AKHIL SOOD
Writing, like life in general, has become all about trickery and ironic detachment and deception and a very carefully cultivated sense of superiority. But sometimes, people – and by people, I mean me and you both – just need to drop those pretences, hold their hands up, shrug, and admit – ‘You’ve bested me, you bitch.’
Like remember when you were a 13- or a 14- or a 15-year-old, and you discovered like Nirvana or Pearl Jam or Metallica or Megadeth or Iron Maiden or something for the first time? And now, that innocent delight you used to get while discovering new music just isn’t there anymore? It’s still quite a thrill, just that it’s tarred with a cynicism developed through years of misplaced wisdom? It’s just not the same, right?
Well, British Theatre (Mike Vennart, Richard A Ingram/Gambler), with their experimental electro/guitar/something sound, have somehow managed to cut across the bullshit to create that fragile and most elusive of emotions: Of innocence – where there may or may not be tons of shitty things to point out or worry about, but there’s also really no need to do that either; it’s not important.
The middle section of ‘As the Leaves are to the Limbs’, with its delicate sounds of tentative exhilaration, is British Theatre in its very essence. A purring and sincere guitar line opens up a route to glorious avenues with multiple sounds and textures and a quite stunning vocal melody wandering about, leaving one suitably overwhelmed as the song makes a measured exit. Actually, each piece on this phenomenal five-song EP showcases different facets of the band – from a searching vocal delivery over an impeccably produced glitchy canvas (‘The Gift’s Demands’) to the very introspective atmosphere of ‘Give A Man Enough Rope And He Will Hang Us’, a song which really explodes with the impact it makes once it’s over and fully registered, to the entirely textural and probing ‘Helicopters’.
In fact, the underlying theme of the album could possibly be duality – that of finding critical poise using passages of pure elation and a tense sort of melancholy – and subtlety.
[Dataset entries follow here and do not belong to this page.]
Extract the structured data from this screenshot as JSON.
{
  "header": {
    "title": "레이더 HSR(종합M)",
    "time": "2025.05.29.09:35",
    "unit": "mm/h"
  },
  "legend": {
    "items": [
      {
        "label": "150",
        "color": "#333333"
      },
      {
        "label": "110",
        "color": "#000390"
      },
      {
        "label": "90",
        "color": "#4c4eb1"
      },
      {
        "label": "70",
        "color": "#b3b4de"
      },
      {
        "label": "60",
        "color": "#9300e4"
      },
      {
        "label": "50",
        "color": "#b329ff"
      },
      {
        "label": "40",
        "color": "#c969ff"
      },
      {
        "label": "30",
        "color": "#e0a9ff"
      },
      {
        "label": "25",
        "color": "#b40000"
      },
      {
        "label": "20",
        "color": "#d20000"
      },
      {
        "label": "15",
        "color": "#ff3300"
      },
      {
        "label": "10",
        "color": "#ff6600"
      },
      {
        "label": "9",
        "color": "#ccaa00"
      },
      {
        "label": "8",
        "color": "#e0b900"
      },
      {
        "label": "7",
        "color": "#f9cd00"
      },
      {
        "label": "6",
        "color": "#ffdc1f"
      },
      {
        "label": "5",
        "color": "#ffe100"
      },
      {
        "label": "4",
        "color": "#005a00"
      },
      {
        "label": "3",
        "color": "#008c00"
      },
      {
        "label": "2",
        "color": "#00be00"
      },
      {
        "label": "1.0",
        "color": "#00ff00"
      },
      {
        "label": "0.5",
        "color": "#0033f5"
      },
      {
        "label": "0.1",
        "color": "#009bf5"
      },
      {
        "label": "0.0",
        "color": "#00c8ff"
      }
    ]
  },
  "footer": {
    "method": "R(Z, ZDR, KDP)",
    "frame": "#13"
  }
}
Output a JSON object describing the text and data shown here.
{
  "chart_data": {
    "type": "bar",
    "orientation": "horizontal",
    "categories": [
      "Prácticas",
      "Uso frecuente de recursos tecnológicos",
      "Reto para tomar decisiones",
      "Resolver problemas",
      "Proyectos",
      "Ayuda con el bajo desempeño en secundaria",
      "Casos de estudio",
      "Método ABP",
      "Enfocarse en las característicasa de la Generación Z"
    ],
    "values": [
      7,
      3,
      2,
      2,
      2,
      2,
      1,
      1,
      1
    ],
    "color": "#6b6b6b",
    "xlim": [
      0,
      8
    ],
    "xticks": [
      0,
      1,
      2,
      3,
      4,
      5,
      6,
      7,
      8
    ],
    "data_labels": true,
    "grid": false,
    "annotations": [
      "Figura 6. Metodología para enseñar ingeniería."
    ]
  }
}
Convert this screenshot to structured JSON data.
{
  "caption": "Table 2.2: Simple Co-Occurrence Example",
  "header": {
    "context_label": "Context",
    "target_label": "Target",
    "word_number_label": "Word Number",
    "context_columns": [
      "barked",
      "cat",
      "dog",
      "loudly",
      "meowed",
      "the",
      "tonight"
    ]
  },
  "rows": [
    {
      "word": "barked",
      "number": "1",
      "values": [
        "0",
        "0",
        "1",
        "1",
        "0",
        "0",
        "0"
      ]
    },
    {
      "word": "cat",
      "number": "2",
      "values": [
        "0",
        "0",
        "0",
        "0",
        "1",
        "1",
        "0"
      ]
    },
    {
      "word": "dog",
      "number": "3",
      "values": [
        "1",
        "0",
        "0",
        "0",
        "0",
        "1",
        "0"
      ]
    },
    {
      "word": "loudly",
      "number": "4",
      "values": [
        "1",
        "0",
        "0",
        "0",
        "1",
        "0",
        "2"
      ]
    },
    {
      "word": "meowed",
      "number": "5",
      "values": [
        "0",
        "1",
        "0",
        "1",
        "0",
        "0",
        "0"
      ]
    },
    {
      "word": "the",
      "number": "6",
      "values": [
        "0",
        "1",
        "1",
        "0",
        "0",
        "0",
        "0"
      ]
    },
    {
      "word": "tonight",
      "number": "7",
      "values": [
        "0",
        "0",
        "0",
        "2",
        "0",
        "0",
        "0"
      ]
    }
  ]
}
There’s no guitar distortion, no stretched vocal lines, no showy virtuosity which these guys undoubtedly possess (there’s a part written in 11/8 by my calculations, but even that feels completely organic). It’s sensitively crafted songwriting, with each song being its own centerpiece, yet fitting in quite perfectly into the larger narrative.
As for the obligatory Oceansize comparison, well, there’s nothing in common, aside from the two band members (‘Oceansize are fucking dead’, to quote Gambler). And while lamenting the untimely death of that band is still a favourite pastime for this writer, and no doubt thousands of others, the fact that the peaks that those guys reached quite regularly (‘Music for a Nurse’ or ‘Oscar Acceptance Speech’, to name but a couple) are fairly commonplace here too makes it all somewhat OK, or at least much better. The one thing on Dyed in the Wool Ghost is that the songs take their time to register with their true impact, but the reward is pretty much worth it too.